Haight-Ashbury, the hub of the Summer of Love in 1967, is actually a better setting for a police drama than you might imagine.

Yes, The Haight was a place full of flower children obsessed with music and art who were seeking a society that could thrive without capitalism. Its favorite motif was the peace sign, after all. Its vices were sex and LSD – according to the mythology of the neighborhood, the first was part of the ethos of free love and the second flourished as hippies sought higher levels of consciousness. Haight-Ashbury was a realm of benevolence, the thinking went, and the cops were the enemy.

But if you look deeper than songs about wearing flowers in your hair, evil lurked in Haight-Ashbury. Narcotics, including hard drugs, were woven into its fabric. Bikers mingled with flower children. Charles Manson was part of the scene before moving south and founding his “family”. When the Grateful Dead’s Robert Hunter wrote, “A friend of the devil is a friend of mine,” we get the sense that the people of Haight-Ashbury were never far removed from the darker side of human nature. Law enforcement was always part of the Haight-Ashbury story, especially after 1967 when the crime rate soared.

Things went downhill in 1968.

In writing The Haight, I chose to set the crime novel in 1968 rather than 1967’s Summer of Love. The reason was simple: Haight-Ashbury and America were going to hell in 1968, and the atmosphere lent itself to a police novel. And, the more I researched the subject, the more I realized that police played a key role in the lore of Haight-Ashbury.
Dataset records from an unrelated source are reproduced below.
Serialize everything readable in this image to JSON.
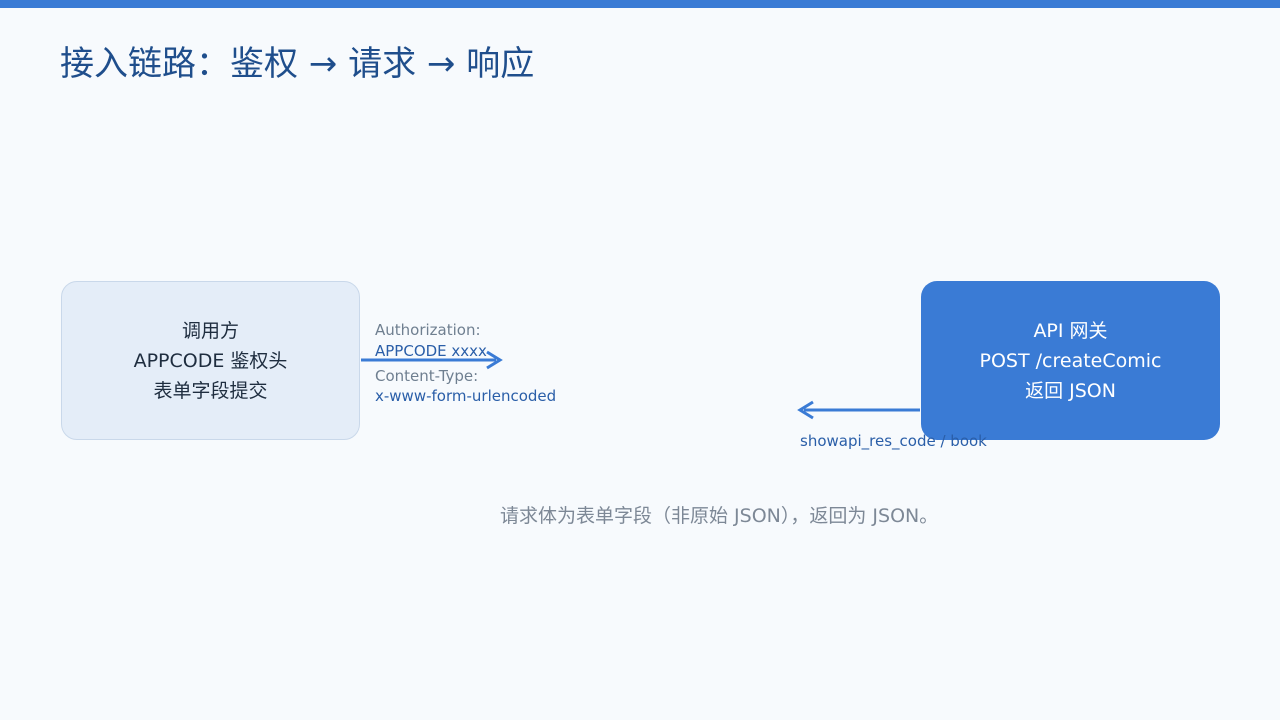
{
  "header": {
    "accent_color": "#3a7bd5",
    "title": "接入链路：鉴权 → 请求 → 响应"
  },
  "diagram": {
    "caller": {
      "lines": [
        "调用方",
        "APPCODE 鉴权头",
        "表单字段提交"
      ],
      "fill_color": "#e4edf8"
    },
    "gateway": {
      "lines": [
        "API 网关",
        "POST /createComic",
        "返回 JSON"
      ],
      "fill_color": "#3a7bd5"
    },
    "request_labels": {
      "auth_key": "Authorization:",
      "auth_value": "APPCODE xxxx",
      "content_type_key": "Content-Type:",
      "content_type_value": "x-www-form-urlencoded"
    },
    "response_label": "showapi_res_code / book",
    "arrow_color": "#3a7bd5"
  },
  "footer": {
    "caption": "请求体为表单字段（非原始 JSON），返回为 JSON。"
  }
}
There were the cops who arrested Ken Kesey in 1966, and those in New Orleans who arrested The Grateful Dead and lived on in the lyrics of “Truckin’”. In the lore of the area, the officers from Park Station were the bad guys, slightly incompetent, always a menace. The most famous cop was probably Arthur Gerrans, a patrolman, who Joan Dideon labeled the neighborhood’s “Officer Krupke” in her essay, “Slouching Toward Bethlehem.”

All police procedurals reflect the view point of the cops themselves, and the cops on Haight Street tended to dislike the hippies as much as the hippies loathed them.
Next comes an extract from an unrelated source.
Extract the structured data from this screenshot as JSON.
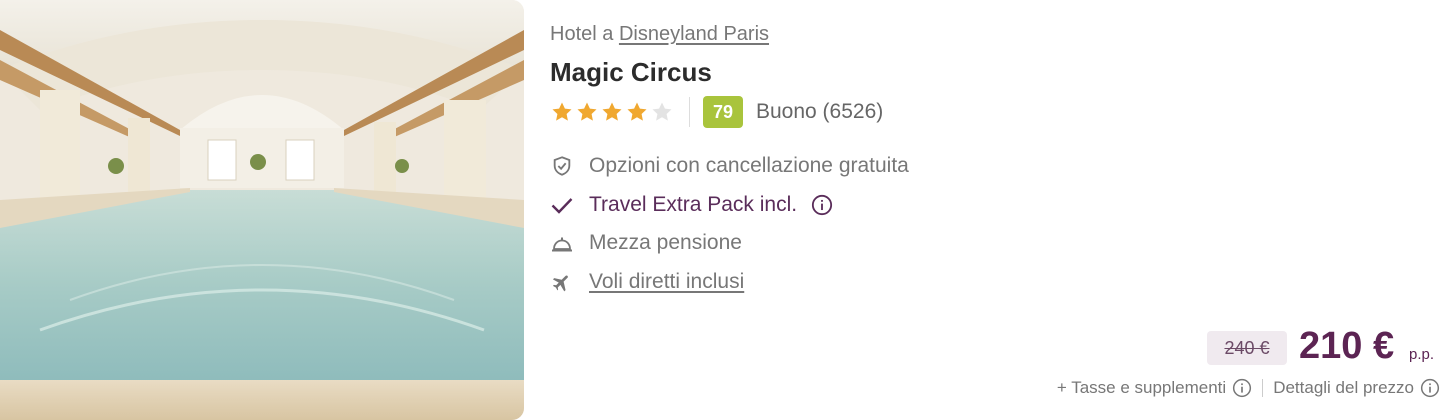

“It was free love and free sex,” Gerrans told San Francisco magazine a few years ago. “We’d go into these places and there’d be little kids, babies. These guys were ex-cons having sex with young girls. They were all stoned. There were dogs in there, dog crap on the floor. To me, there was no redeeming factor with these people.”

Gerrans touches on a problem that chroniclers of the Haight-Ashbury story – myself included – are having to come to terms with. Sexual assault was rampant, and countless girls and women suffered. “Free love” during the sexual revolution has been subjected to a badly needed historical rewrite, and there is now a greater understanding that many women were abused.
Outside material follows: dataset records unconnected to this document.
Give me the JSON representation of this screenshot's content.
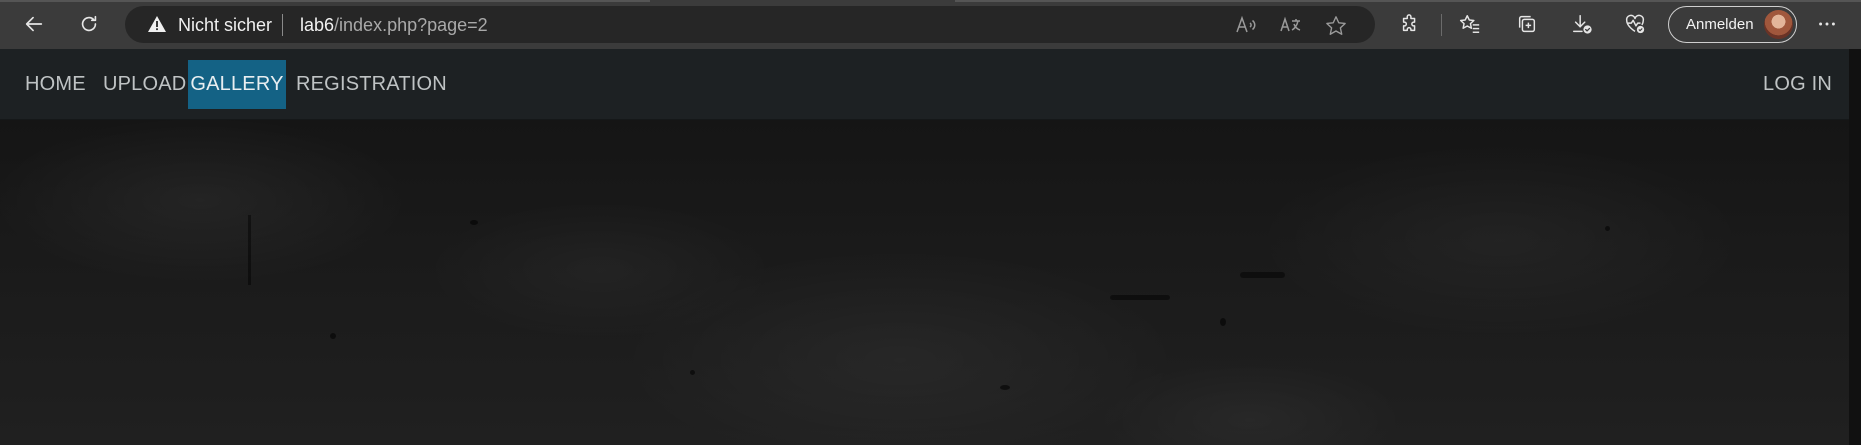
{
  "browser": {
    "security_label": "Nicht sicher",
    "url_host": "lab6",
    "url_path": "/index.php?page=2",
    "signin_label": "Anmelden"
  },
  "icons": {
    "back": "back-arrow-icon",
    "refresh": "refresh-icon",
    "warning": "warning-triangle-icon",
    "read_aloud": "read-aloud-icon",
    "translate": "translate-icon",
    "favorite": "star-icon",
    "extensions": "puzzle-icon",
    "favorites": "favorites-list-icon",
    "collections": "collections-icon",
    "downloads": "download-icon",
    "health": "browser-essentials-icon",
    "more": "more-dots-icon"
  },
  "nav": {
    "items": [
      {
        "label": "HOME"
      },
      {
        "label": "UPLOAD"
      },
      {
        "label": "GALLERY",
        "active": true
      },
      {
        "label": "REGISTRATION"
      }
    ],
    "login_label": "LOG IN"
  },
  "colors": {
    "nav_background": "#1d2123",
    "active_tab": "#146285",
    "browser_chrome": "#3b3b3b"
  }
}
Even in 1967, material published by The Diggers, a group that provided free food around the neighborhood, warned: “Rape is as common as bullshit on Haight Street.”

Sexual assault was not the only violent crime to plague the area. In early August 1967, at the height of the Summer of Love, two men linked to the drug trade turned up dead.

The first was John Kent Carter, a flutist and acid dealer whose body was found in his Parnassus Heights apartment, which was festooned with psychedelic art. He’d been stabbed several times, robbed of $3,000 and a gun, and his arm was removed above the elbow. Two days later, police arrested an acid head called Eric Dahlstrom, who had Carter’s gun, cash, and even his arm.

Days after that, a drug dealer called William E. Thomas, an African-American who went by the name “Superspade”, was shot in the head and stabbed in the heart. His body was found stuffed in a sleeping bag and hanging off a cliff in Point Reyes.

“The hippies of Haight-Ashbury are singing a sad song today of guns, murder and mobsters – evils they say are bred by ‘The Establishment’,” wrote United Press International in an article on the killings. “They are shaking their shaggy heads over the murders of two known drug peddlers, armed threats to other LSD dispensers and the disappearance of still other sources of the dream drug, perhaps due to mobster muscle.”

Aside from the crime and punishment angle, there is another reason to choose Haight-Ashbury as a setting for a crime novel. A murder mystery is all the richer when it takes place in a world that captivates the reader. The setting should be enticing and frightening, even enchanting. To me, with its blend of architectural and natural beauty, counter-culture creativity and rebellion, and sex and drug-fuelled menace, no place is more enchanting than Haight-Ashbury.